Was für ein Auftakt! Mit 7:0 bezwang der TSV Schlechtbach im ersten Saisonspiel den FSV Waiblingen II. Dabei hatte der FSV die zurückliegende Saison als Sechster beendet, die Schlechtbacher waren nur Zehnter geworden. Doch die Waiblinger haben – unter anderem – Torjäger Alen Zoric (am Sonntag drei Treffer gegen Stetten) an den SC Urbach verloren und waren deshalb, so der Schlechtbacher Abteilungsleiter Lukas Tauschek, völlig chancenlos. Sieben Tore, dabei hatten die Schlechtbacher zuvor ebenfalls Sorgen, weil die Angriffsplätze dünn besetzt sind. Aber, so Tauschek, selbst einer der Angreifer, die Vorbereitung sei optimal verlaufen. „Wir haben keine Studenten, die auswärtig unterwegs sind, und dank Corona auch wenig Urlauber.“

Im Tor klemmt's

Alle seien sehr motiviert, der Kader breit genug.
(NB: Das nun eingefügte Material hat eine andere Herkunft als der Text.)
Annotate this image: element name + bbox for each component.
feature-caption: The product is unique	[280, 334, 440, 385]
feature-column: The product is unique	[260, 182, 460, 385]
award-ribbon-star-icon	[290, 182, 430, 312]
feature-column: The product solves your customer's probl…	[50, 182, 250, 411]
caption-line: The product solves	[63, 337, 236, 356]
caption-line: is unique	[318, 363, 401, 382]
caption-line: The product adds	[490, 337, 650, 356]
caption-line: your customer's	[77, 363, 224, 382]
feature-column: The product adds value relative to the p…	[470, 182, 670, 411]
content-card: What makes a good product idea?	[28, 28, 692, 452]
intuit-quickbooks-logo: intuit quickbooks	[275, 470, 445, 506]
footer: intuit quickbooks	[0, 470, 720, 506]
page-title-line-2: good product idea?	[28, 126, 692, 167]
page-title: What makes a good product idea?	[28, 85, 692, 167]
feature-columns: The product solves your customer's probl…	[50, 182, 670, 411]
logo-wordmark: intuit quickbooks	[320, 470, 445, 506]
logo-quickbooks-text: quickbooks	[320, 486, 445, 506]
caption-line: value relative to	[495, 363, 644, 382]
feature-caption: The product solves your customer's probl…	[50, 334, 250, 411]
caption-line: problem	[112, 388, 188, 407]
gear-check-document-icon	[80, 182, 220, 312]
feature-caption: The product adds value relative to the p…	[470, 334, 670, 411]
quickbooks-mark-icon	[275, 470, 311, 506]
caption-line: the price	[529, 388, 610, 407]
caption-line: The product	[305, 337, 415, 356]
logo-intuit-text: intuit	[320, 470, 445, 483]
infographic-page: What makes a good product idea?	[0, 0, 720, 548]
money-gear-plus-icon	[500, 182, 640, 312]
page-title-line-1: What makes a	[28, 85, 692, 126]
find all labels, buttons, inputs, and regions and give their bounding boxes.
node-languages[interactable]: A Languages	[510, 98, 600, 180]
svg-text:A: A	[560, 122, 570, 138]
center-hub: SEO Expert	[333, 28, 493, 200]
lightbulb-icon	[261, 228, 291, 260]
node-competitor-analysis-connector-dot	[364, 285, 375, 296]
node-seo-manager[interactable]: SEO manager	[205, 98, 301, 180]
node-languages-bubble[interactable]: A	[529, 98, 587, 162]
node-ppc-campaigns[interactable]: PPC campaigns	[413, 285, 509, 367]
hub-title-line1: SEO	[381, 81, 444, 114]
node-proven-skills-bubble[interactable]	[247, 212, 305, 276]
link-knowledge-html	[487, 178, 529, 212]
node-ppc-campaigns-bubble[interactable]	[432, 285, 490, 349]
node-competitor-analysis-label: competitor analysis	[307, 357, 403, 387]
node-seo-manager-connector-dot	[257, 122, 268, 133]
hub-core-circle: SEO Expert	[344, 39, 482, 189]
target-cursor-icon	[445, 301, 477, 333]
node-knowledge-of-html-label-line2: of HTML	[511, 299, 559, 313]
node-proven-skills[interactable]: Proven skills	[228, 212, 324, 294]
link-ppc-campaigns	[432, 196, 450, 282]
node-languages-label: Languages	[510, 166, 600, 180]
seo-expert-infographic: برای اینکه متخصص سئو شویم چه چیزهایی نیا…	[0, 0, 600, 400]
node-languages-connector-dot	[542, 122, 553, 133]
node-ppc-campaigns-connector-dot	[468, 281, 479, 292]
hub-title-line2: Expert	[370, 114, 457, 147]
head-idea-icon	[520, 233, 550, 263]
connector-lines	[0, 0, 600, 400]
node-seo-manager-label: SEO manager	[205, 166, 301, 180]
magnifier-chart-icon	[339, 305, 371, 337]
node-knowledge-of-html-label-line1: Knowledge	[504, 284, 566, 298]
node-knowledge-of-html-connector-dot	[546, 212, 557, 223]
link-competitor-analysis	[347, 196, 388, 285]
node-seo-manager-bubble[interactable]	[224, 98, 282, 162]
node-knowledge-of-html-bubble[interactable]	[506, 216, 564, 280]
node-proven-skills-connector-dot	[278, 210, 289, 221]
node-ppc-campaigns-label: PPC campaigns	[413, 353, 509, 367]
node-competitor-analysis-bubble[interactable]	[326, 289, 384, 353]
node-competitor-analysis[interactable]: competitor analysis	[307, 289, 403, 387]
Nur im Tor klemmt’s richtig. Dort steht mit Tobias Munz einer, der jeweils vorher noch als Feldspieler bei der Zweiten aufläuft. Aber wer sieben Tore schießt, muss sich darum wohl kaum Gedanken machen. Die drehen sich um andere Dinge. Lukas Tauschek: „Unser Ziel ist, von den Abstiegsplätzen wegzubleiben und schon in den ersten Spielen so viele Punkte wie möglich zu holen.“ Man wisse ja nicht, ob und wann die Saison wieder abgebrochen wird.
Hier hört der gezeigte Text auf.